De um lado, a Cidade Maravilhosa seduz pelo visual deslumbrante e pela receptividade dos cariocas; de outro, a Sampa cantada por Caetano Veloso conquista pela vida cultural agitada e pelos passeios gastronômicos, consolidando-se como o coração financeiro do Brasil.
Manual para navegar entre Rio de Janeiro e São Paulo
Para explorar essas peculiaridades com leveza e aprendizado, o carioca Felipe Frisch reuniu observações únicas no livro Ponte Aérea: Manual de sobrevivência entre Rio e São Paulo, lançado pela Matrix Editora, com 208 páginas.
Frisch mora entre as duas cidades há doze anos e observa os costumes de cada uma. A obra retrata pequenos detalhes do dia a dia que revelam o caráter de cada metrópole, desde diálogos com taxistas até estratégias de segurança pessoal adotadas em cada lugar.
Os táxis cariocas e suas lógicas próprias
Quem chega ao Rio pelo Santos Dumont enfrenta logo uma decisão que define se é carioca ou turista: ir “pelo aterro ou pela Praia” para a Zona Sul. O taxista usa essa resposta para avaliar se o passageiro conhece a cidade — uma hesitação indica que o trajeto será por Bangu.
Perto da Baía de Guanabara, a ‘malandragem’ entre motorista e passageiro segue padrões próprios. Uma vez, enquanto aguardava seu táxi em uma cooperativa, um motorista se aproximou e perguntou se ele era Marcelo. Quando disse que não era, o motorista respondeu: “Ah, então pode entrar, é para você mesmo”. Durante o trajeto, o motorista explicou que passageiros cariocas fingem ser quem ele espera para roubar corridas.

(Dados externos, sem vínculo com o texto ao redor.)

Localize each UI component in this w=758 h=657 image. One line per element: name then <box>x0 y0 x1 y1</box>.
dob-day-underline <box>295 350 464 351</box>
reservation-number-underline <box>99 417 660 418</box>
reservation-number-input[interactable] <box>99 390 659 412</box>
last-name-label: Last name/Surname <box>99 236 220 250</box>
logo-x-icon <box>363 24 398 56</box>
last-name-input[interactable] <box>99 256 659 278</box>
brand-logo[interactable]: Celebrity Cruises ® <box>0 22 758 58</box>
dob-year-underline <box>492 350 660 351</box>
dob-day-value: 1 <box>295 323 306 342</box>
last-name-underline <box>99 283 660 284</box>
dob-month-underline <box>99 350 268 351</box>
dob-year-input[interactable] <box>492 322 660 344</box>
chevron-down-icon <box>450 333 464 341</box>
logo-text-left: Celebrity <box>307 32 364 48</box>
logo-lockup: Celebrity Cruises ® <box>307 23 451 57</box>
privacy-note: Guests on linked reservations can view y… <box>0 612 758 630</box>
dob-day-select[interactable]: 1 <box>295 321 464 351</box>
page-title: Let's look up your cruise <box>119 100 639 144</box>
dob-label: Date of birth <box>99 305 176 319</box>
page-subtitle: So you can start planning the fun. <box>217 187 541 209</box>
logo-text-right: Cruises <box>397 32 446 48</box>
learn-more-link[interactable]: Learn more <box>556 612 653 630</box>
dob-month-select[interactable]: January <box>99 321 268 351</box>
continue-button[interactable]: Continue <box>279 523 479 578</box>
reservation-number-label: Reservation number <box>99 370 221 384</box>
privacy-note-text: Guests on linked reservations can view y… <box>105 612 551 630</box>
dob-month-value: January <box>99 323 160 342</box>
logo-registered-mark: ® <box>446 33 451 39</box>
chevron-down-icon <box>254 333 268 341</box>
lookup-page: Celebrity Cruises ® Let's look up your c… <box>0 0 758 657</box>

Essa tática existe porque passageiros cariocas fingem ser quem o motorista espera para roubar corridas. Por isso, o motorista mente o nome do passageiro esperado para se proteger.
Crimes e vocabulário criminal: cada cidade cria sua moda
Segundo o livro, o Rio introduziu termos como “arrastão” e “saidinha de banco” no vocabulário criminal brasileiro. Em São Paulo, à medida que os bairros crescem verticalmente, o termo “arrastão” passou também a descrever invasões de edifícios residenciais por assaltantes que buscam bens de valor dos moradores.
Essa modalidade não prospera no Rio pelas mesmas razões práticas: há menos edifícios, e os assaltantes cariocas preferem a Praia, onde agir é mais simples do que subir prédios.
Paranoia e segurança: cada uma a seu modo
Os paulistas e cariocas alimentam medos distintos conforme sua realidade urbana. Enquanto em São Paulo entregadores de pizza não sobem até o apartamento de destino da encomenda, as dinâmicas de proteção pessoal refletem rotinas diferentes nas duas cidades. Essas diferenças mostram como cada metrópole se organiza e funciona no dia a dia.